A self-proclaimed leaderless resistance movement, Occupy Wall Street aims claims to represent the “99% that will no longer tolerate the greed and and corruption of the 1%”. The protests are based on Wall St to target what they see as the American financial system’s favoritism of the rich at the expense of others. There has been criticism of the protestors’ lack of coherence and articulation of specific aims. The Times called it a “ noble but fractured and airy movement of rightly frustrated young people.” Naturally, they’ve taken to twitter, and adopted the hashtag #occupywallstreet as a sort of unofficial slogan. They’re tweeting away!
Update (4:56pm) : We just spoke with Klein, and two other Columbia students who are down at the protests, Alexandra Afifi and Layan Fuleihan. All three are CC’12. They have been at the sit-in on and off since it began last Saturday, and report that today has drawn the most people they’ve seen yet.
The slew of arrests was precipitated by a march from Zuccotti Park, their base of operations, to Union Square. “The whole time the cops were trying to divert us but we managed to stay on the street the entire time. All the pedestrians were involved and seemed very supportive,” Klein said. NYPD were closely monitoring the march, but when the protestors reached Union Square, cops confronted them with large orange plastic nets, attempting to divide up the march, and divert the protestors in different directions. Many of those caught in the nets were arrested. Afifi described the particular arrests as “really arbitrary.” She said that they were not doing anything differently from the hundreds of other people: “We chanting in the same way, holding the same signs.” She added that all the arrests were made on the sidewalk, which is technically public property.

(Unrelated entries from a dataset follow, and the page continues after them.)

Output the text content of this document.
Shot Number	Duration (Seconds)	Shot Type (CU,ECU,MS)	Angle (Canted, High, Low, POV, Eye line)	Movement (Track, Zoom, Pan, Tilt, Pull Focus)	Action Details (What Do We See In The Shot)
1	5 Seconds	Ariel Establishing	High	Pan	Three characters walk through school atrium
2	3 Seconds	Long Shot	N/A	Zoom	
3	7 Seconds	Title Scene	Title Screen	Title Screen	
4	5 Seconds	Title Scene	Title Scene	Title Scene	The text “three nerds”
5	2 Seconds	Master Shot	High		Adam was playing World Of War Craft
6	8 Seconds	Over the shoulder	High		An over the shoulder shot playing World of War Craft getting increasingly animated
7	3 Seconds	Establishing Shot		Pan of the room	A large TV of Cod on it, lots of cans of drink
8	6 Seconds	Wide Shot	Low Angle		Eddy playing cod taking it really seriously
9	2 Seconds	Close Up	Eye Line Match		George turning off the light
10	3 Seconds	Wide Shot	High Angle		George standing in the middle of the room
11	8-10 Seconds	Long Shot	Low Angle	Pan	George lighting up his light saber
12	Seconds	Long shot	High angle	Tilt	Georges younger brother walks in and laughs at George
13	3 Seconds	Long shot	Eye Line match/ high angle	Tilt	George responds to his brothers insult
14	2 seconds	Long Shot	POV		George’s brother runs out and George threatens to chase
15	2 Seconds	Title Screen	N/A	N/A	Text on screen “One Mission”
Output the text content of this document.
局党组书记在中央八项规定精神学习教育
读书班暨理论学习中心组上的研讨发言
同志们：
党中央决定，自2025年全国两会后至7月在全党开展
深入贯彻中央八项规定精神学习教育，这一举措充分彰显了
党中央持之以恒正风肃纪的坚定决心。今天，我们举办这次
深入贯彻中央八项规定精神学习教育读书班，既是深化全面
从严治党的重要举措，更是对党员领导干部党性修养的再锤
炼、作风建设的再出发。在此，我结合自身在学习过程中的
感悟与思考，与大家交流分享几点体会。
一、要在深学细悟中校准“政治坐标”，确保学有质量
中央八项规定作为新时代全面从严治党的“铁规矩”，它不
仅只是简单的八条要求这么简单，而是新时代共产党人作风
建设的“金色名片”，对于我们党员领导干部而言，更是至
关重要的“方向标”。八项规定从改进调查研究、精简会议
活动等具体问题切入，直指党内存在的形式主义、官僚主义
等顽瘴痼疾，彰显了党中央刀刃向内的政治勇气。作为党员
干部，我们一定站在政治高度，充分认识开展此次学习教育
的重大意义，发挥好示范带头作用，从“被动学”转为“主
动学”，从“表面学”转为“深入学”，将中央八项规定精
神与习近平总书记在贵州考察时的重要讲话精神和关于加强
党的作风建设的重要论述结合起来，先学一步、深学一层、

Klein believes this is a major turning point in the demonstration. Many new demonstrators showed up today, and pedestrians and locals became more involved and supportive. It also marked a shift in the nature of police actions. Arrests over the past few days have been relatively infrequent, and largely peaceful, albeit arbitrary. Layan said she’d seen people arrested for drawing on the sidewalk with chalk, for holding umbrellas, and for trying to screen their faces from the police cameras that are constantly filming the protestors.
Today, marchers were singled out and tackled to the ground. Some, including kids in high school, were hit with pepper spray and were visibly in severe pain. All those involved have emphasized how peaceful the march was. “I didn’t see any provocation from any protestor at all,” Layan added.
Klein encouraged other students to get involved: “This movement really needs support. It would be great to get a lot of Columbia students down here. The more it grows the more everyone’s voice will be heard.” All three students are planning to stay at Zuccotti Park until they find out what’s happened to their friends. Right now the arrested protestors, who fill up two vans and a bus, are being driven around the city because they have no place to put them. “I’ve stayed two nights,” Afifi said. “I’ll definitely stay the night here if I don’t hear anything.”
Update (5:10pm) : One of the arrested students still has his phone. He believes he will be detained for a few days, but will need a lawyer, and reports that the other student was hurt during his arrest.
Update (Sep. 25, 1:42pm) : We just spoke to Klein again, who told us that the other two detained Columbia students were released last night with disorderly conduct charges. Most other detainees held with the students were released as well—Klein also mentioned that apparently there were a lot of bystanders that were arrested along with the protesters, but they too were subsequently released.